Lexically Constrained Decoding for Sequence Generation Using Grid Beam Search
Chris Hokamp, Qun Liu
TL;DR
This paper introduces Grid Beam Search (GBS), a decoding algorithm that enforces user-specified lexical constraints within sequence generation without modifying model parameters. By organizing decoding on a t-by-c grid and distinguishing open/closed constraint states, GBS can handle multi-token and discontinuous constraints while leveraging the underlying model's probabilities. Empirical results in interactive machine translation show large improvements when constraints are provided, and domain adaptation experiments demonstrate meaningful BLEU gains using automatically mined terminology.

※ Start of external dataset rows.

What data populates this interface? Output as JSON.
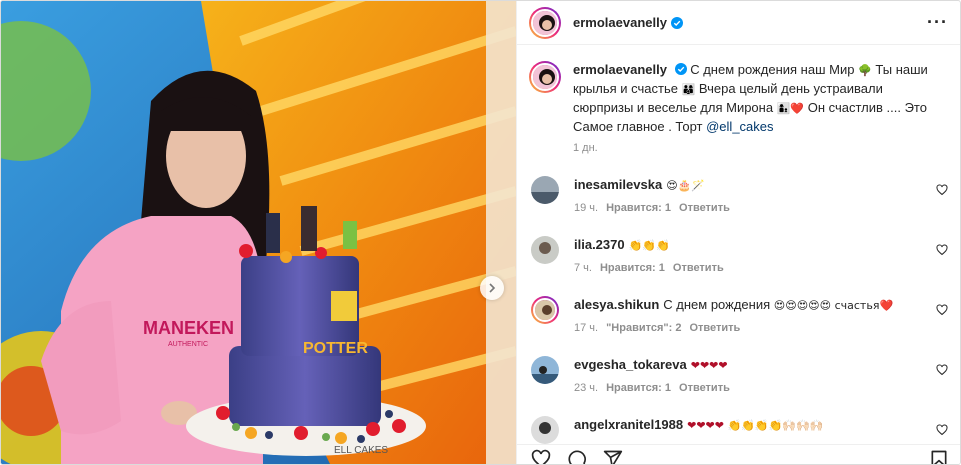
{
  "post": {
    "username": "ermolaevanelly",
    "caption": {
      "part1": "С днем рождения наш Мир",
      "part2": "Ты наши крылья и счастье",
      "part3": "Вчера целый день устраивали сюрпризы и веселье для Мирона",
      "part4": "Он счастлив .... Это Самое главное . Торт",
      "mention": "@ell_cakes",
      "emoji_a": "🌳",
      "emoji_b": "👨‍👩‍👦",
      "emoji_c": "👩‍👦❤️"
    },
    "time": "1 дн.",
    "more_label": "···"
  },
  "comments": [
    {
      "username": "inesamilevska",
      "text": "",
      "emoji": "😍🎂🪄",
      "time": "19 ч.",
      "likes": "Нравится: 1",
      "reply": "Ответить"
    },
    {
      "username": "ilia.2370",
      "text": "",
      "emoji": "👏👏👏",
      "time": "7 ч.",
      "likes": "Нравится: 1",
      "reply": "Ответить"
    },
    {
      "username": "alesya.shikun",
      "text": "С днем рождения",
      "emoji": "😍😍😍😍😍 счастья❤️",
      "time": "17 ч.",
      "likes": "\"Нравится\": 2",
      "reply": "Ответить"
    },
    {
      "username": "evgesha_tokareva",
      "text": "",
      "emoji": "❤❤❤❤",
      "time": "23 ч.",
      "likes": "Нравится: 1",
      "reply": "Ответить"
    },
    {
      "username": "angelxranitel1988",
      "text": "",
      "emoji": "❤❤❤❤ 👏👏👏👏🙌🏻🙌🏻🙌🏻",
      "time": "",
      "likes": "",
      "reply": ""
    }
  ],
  "photo": {
    "cake_brand": "ELL CAKES",
    "hoodie_text": "MANEKEN",
    "hoodie_sub": "AUTHENTIC",
    "cake_topper": "POTTER"
  },
  "colors": {
    "accent": "#0095f6",
    "link": "#00376b",
    "heart": "#b0102a",
    "muted": "#8e8e8e"
  },
  "icons": [
    "verified-icon",
    "more-icon",
    "heart-icon",
    "comment-icon",
    "share-icon",
    "save-icon",
    "chevron-right-icon"
  ]
}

Overall, GBS offers a flexible, general approach to constraint-aware decoding applicable to MT and other text-generation tasks, with potential for broader adoption and future constraint-aware model developments.
Abstract
We present Grid Beam Search (GBS), an algorithm which extends beam search to allow the inclusion of pre-specified lexical constraints. The algorithm can be used with any model that generates a sequence $ \mathbf{\hat{y}} = \{y_{0}\ldots y_{T}\} $, by maximizing $ p(\mathbf{y} | \mathbf{x}) = \prod\limits_{t}p(y_{t} | \mathbf{x}; \{y_{0} \ldots y_{t-1}\}) $. Lexical constraints take the form of phrases or words that must be present in the output sequence. This is a very general way to incorporate additional knowledge into a model's output without requiring any modification of the model parameters or training data. We demonstrate the feasibility and flexibility of Lexically Constrained Decoding by conducting experiments on Neural Interactive-Predictive Translation, as well as Domain Adaptation for Neural Machine Translation. Experiments show that GBS can provide large improvements in translation quality in interactive scenarios, and that, even without any user input, GBS can be used to achieve significant gains in performance in domain adaptation scenarios.